The highly stylised face, with glaring eyes and clenched teeth simultaneously evokes both the primitive scribbles of a child and the elaborate iconographies of ancient cultures. These were seminal influences on the young Basquiat who, like his hero Picasso before him, interrogated long-forgotten artistic traditions to interpret contemporary visual culture from a completely new perspective. Born to Haitian and Puerto Rican parents and growing up in the cultural crucible of Brooklyn, Basquiat was fascinated by his heritage and its artistic legacy and this head shows the especially strong effect of reliquary masks that he had seen in the Brooklyn Museum. Inspired by the Cubism of Picasso and Braque, the physiognomy also looks back to their own sources in primitive African art, in itself a validation of Basquiat's own cultural heritage. For Picasso, primitivism was an antidote to the conservatism of the academies; similarly Basquiat finds in his own recourse to primitivism a corrective to the chaste intellectual coolness of late modernism and a powerful mode of expressing overtly contemporary angst.

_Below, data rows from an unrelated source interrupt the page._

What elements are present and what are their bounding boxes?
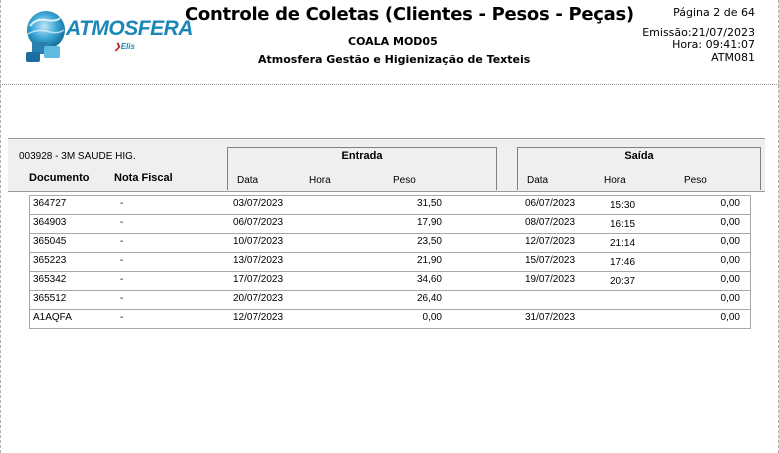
entrada-peso-cell: 34,60 (416, 274, 442, 285)
entrada-header-box: Entrada Data Hora Peso (227, 147, 497, 190)
documento-cell: 365342 (33, 274, 67, 285)
entrada-data-cell: 20/07/2023 (233, 293, 284, 304)
saida-peso-header: Peso (684, 175, 707, 186)
saida-peso-cell: 0,00 (720, 236, 740, 247)
elis-label: Elis (120, 42, 135, 51)
saida-hora-cell: 15:30 (610, 200, 636, 211)
documento-cell: 365512 (33, 293, 67, 304)
report-title: Controle de Coletas (Clientes - Pesos - … (185, 4, 634, 25)
entrada-hora-header: Hora (309, 175, 331, 186)
column-header-documento: Documento (29, 172, 90, 184)
entrada-data-cell: 13/07/2023 (233, 255, 284, 266)
entrada-data-cell: 10/07/2023 (233, 236, 284, 247)
emission-time: Hora: 09:41:07 (672, 38, 755, 51)
documento-cell: 365223 (33, 255, 67, 266)
documento-cell: 365045 (33, 236, 67, 247)
nota-fiscal-cell: - (120, 217, 124, 228)
elis-logo: ❯Elis (114, 42, 135, 51)
nota-fiscal-cell: - (120, 312, 124, 323)
table-row: A1AQFA - 12/07/2023 0,00 31/07/2023 0,00 (29, 310, 751, 329)
saida-hora-cell: 20:37 (610, 276, 636, 287)
entrada-peso-cell: 0,00 (422, 312, 442, 323)
saida-title: Saída (624, 150, 654, 162)
table-row: 364903 - 06/07/2023 17,90 08/07/2023 16:… (29, 215, 751, 234)
saida-hora-header: Hora (604, 175, 626, 186)
atmosfera-logo-icon (26, 11, 65, 62)
table-row: 365342 - 17/07/2023 34,60 19/07/2023 20:… (29, 272, 751, 291)
logo-brand-text: ATMOSFERA (66, 17, 193, 40)
page-border-left (0, 0, 1, 453)
collection-table: 364727 - 03/07/2023 31,50 06/07/2023 15:… (29, 195, 751, 329)
entrada-data-cell: 06/07/2023 (233, 217, 284, 228)
client-name: 003928 - 3M SAUDE HIG. (19, 151, 136, 162)
saida-data-cell: 15/07/2023 (525, 255, 576, 266)
entrada-peso-cell: 21,90 (416, 255, 442, 266)
entrada-data-header: Data (237, 175, 259, 186)
saida-hora-cell: 17:46 (610, 257, 636, 268)
table-row: 364727 - 03/07/2023 31,50 06/07/2023 15:… (29, 195, 751, 215)
saida-peso-cell: 0,00 (720, 217, 740, 228)
table-row: 365223 - 13/07/2023 21,90 15/07/2023 17:… (29, 253, 751, 272)
saida-data-cell: 19/07/2023 (525, 274, 576, 285)
entrada-peso-cell: 26,40 (416, 293, 442, 304)
report-subtitle-model: COALA MOD05 (348, 35, 438, 48)
entrada-data-cell: 12/07/2023 (233, 312, 284, 323)
saida-data-cell: 31/07/2023 (525, 312, 576, 323)
entrada-peso-cell: 23,50 (416, 236, 442, 247)
report-subtitle-company: Atmosfera Gestão e Higienização de Texte… (258, 53, 531, 66)
documento-cell: 364903 (33, 217, 67, 228)
saida-data-cell: 12/07/2023 (525, 236, 576, 247)
saida-peso-cell: 0,00 (720, 293, 740, 304)
company-logo: ATMOSFERA ❯Elis (22, 8, 193, 68)
nota-fiscal-cell: - (120, 255, 124, 266)
saida-data-header: Data (527, 175, 549, 186)
documento-cell: A1AQFA (33, 312, 72, 323)
nota-fiscal-cell: - (120, 236, 124, 247)
documento-cell: 364727 (33, 198, 67, 209)
entrada-data-cell: 03/07/2023 (233, 198, 284, 209)
entrada-data-cell: 17/07/2023 (233, 274, 284, 285)
saida-peso-cell: 0,00 (720, 198, 740, 209)
group-header: 003928 - 3M SAUDE HIG. Documento Nota Fi… (8, 138, 765, 192)
column-header-nota-fiscal: Nota Fiscal (114, 172, 173, 184)
table-row: 365512 - 20/07/2023 26,40 0,00 (29, 291, 751, 310)
header-separator (0, 84, 779, 85)
saida-data-cell: 08/07/2023 (525, 217, 576, 228)
report-code: ATM081 (711, 51, 755, 64)
page-number: Página 2 de 64 (673, 6, 755, 19)
saida-peso-cell: 0,00 (720, 312, 740, 323)
saida-peso-cell: 0,00 (720, 255, 740, 266)
entrada-peso-cell: 17,90 (416, 217, 442, 228)
entrada-title: Entrada (341, 150, 383, 162)
table-row: 365045 - 10/07/2023 23,50 12/07/2023 21:… (29, 234, 751, 253)
saida-hora-cell: 16:15 (610, 219, 636, 230)
saida-data-cell: 06/07/2023 (525, 198, 576, 209)
nota-fiscal-cell: - (120, 274, 124, 285)
saida-peso-cell: 0,00 (720, 274, 740, 285)
saida-hora-cell: 21:14 (610, 238, 636, 249)
nota-fiscal-cell: - (120, 293, 124, 304)
saida-header-box: Saída Data Hora Peso (517, 147, 761, 190)
entrada-peso-cell: 31,50 (416, 198, 442, 209)
nota-fiscal-cell: - (120, 198, 124, 209)
entrada-peso-header: Peso (393, 175, 416, 186)
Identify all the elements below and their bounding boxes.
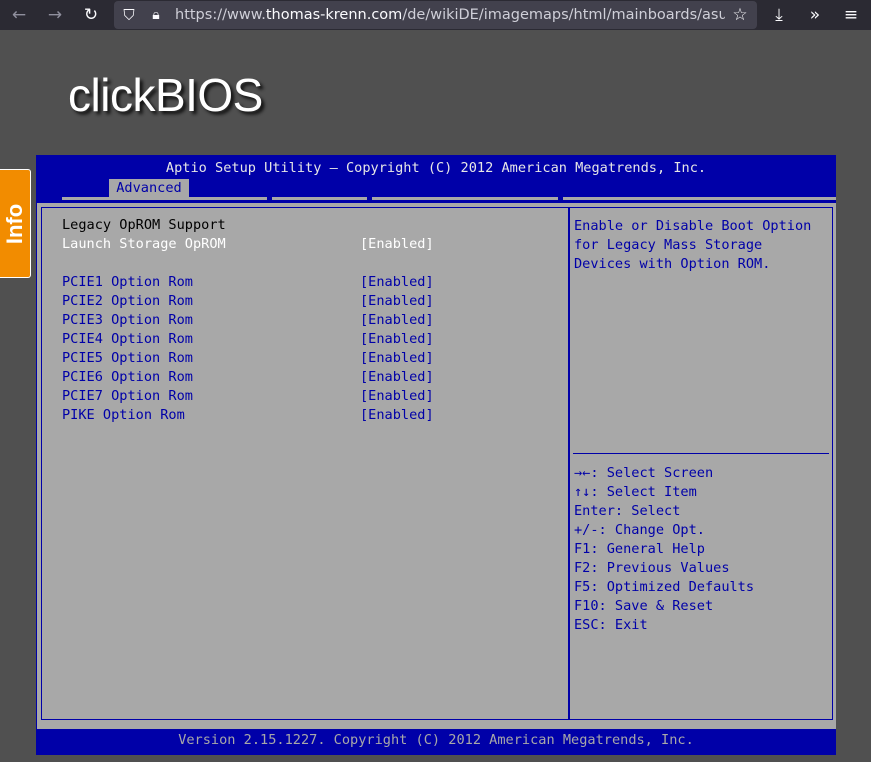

Sitting atop the head is the suggestion of a crown of thorns; another Basquiat trademark that evokes the Christian tradition, which itself inverted the triumphal attributes of the laurel wreath of Antiquity. Here it stands as metaphor for the suppressed struggle of black culture in white society, while the inscribed black lines on the white canvas recall the road-marked street graffiti of Basquiat's urban childhood. The three-pointed crown at the centre of the top left quadrant and the house-like motif in the bottom right corner are both idiomatic exclamations that punctuate Basquiat's entire oeuvre and act like a signature. This painting represents pure, raw, nervous energy with the background an extension of the psyche of the figure and by implication the artist. The full raft of scribed lines, scrawled text, diagrammatic shapes, and gestural brushstrokes forge a chaotic, unstable topography that viscerally palpitates on the surface and furthers the artist's groundbreaking questioning of established semiotic sign systems.

However, ultimately Basquiat's painting is not some secret cipher: Untitled superbly ambushes canonical and traditional expectation with electric innovation. Paramount is the insatiable originality and vigour resident in each brushstroke. This is painting unrestrained by convention and testifies to a young and brilliant spirit at the moment that he launched his groundbreaking art practice onto the New York art world.